What we seem to be teaching children is that they are wrong. The seed is planted that the ideas in their head aren’t nearly as important as getting the answer right. That memorising facts and definitions is more important than understanding them.
Knowledge is knowing that a tomato is a fruit, wisdom is not putting it in a fruit salad.
Worse than that, it’s teaching them not to make mistakes.
In the adult world, great leaders and managers don’t constantly criticise the people they lead (OK, some do, but they’re rubbish). They look for strengths to develop, they encourage, they instil a vision that will inspire and motivate.
I can’t tell you how much I want my children to fail; to fail over and over and then have another go, to try things that they’ve never done before, to try things that they know won’t work but do it anyway. To get things wrong or to get things right but in an unexpected way.
To do something great, or remarkable, or just different … or not.
Instead we are in danger of raising a whole generation of very small animals entirely surrounded by water. Children who know exactly what is expected of them and by what percentage they are lacking. Children who always seem to get everything wrong, even when they are mostly right.
Now I know you and your colleagues are working towards expected levels on your listening skills. Junior Doctors and patients don’t seem to be getting very far and now teachers, parents and experts are telling you about their actual experience of real life children, but you’re still not that bothered. Apparently you do trust us to make decisions complex economic, agricultural and legal arguments on EU membership which I’m pretty guaranteed I, along with 90% of the rest of population, am not qualified to make.

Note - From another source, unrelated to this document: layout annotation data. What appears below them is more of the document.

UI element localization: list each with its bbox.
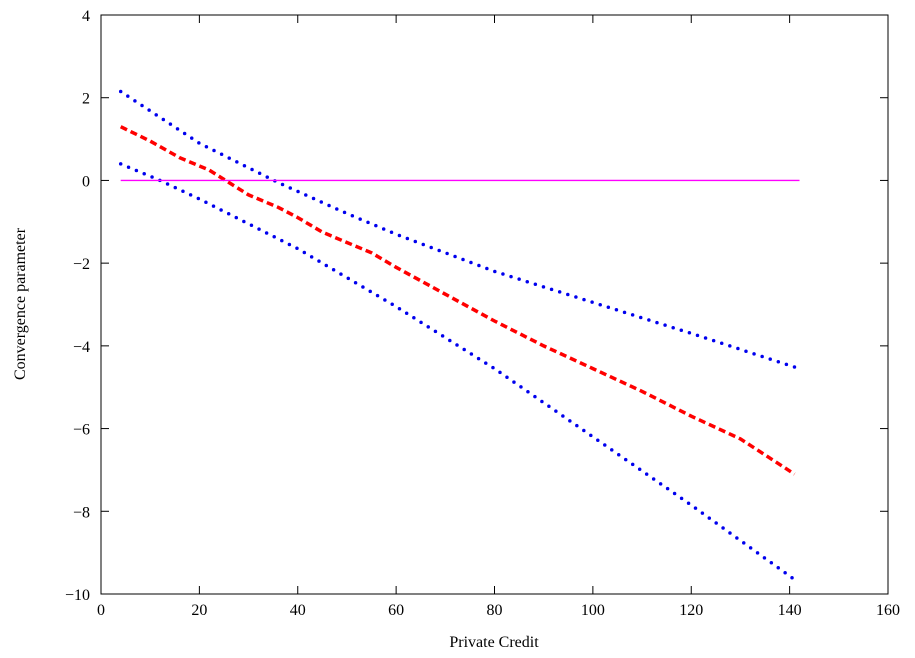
x-tick-label: 40 [290, 602, 306, 619]
x-axis-title: Private Credit [449, 634, 539, 651]
x-tick-label: 0 [97, 602, 105, 619]
x-tick-label: 120 [679, 602, 703, 619]
y-tick-label: −2 [73, 256, 90, 273]
x-tick-label: 160 [876, 602, 900, 619]
series-line-1 [119, 125, 796, 476]
y-axis-title: Convergence parameter [12, 227, 29, 380]
series-group [118, 89, 802, 582]
y-tick-label: 2 [82, 91, 90, 108]
y-tick-label: −10 [65, 587, 90, 604]
x-tick-label: 20 [191, 602, 207, 619]
axis-ticks [100, 14, 889, 595]
y-tick-labels: 4 2 0 −2 −4 −6 −8 −10 [65, 8, 90, 604]
series-line-2 [118, 162, 797, 582]
x-tick-label: 80 [487, 602, 503, 619]
x-tick-label: 140 [778, 602, 802, 619]
x-tick-label: 60 [388, 602, 404, 619]
y-tick-label: −4 [73, 339, 90, 356]
series-line-0 [118, 89, 802, 371]
x-tick-label: 100 [581, 602, 605, 619]
x-tick-labels: 0 20 40 60 80 100 120 140 160 [97, 602, 900, 619]
plot-frame [100, 14, 889, 595]
y-tick-label: 4 [82, 8, 90, 25]
y-tick-label: −6 [73, 422, 90, 439]
y-tick-label: 0 [82, 173, 90, 190]
y-tick-label: −8 [73, 504, 90, 521]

So fingers on lips, hands on knees, and pay attention.
All too often we skip spellings but rarely story time, so I shall leave you with some hints and tips from Antoine de Saint Exupéry. It’s a metaphor but I’m sure that will be OK. He’s French and everything.
If you want to build a ship, don’t drum up the men to gather wood, divide the work and give orders. Instead, teach them to yearn for the vast and endless sea.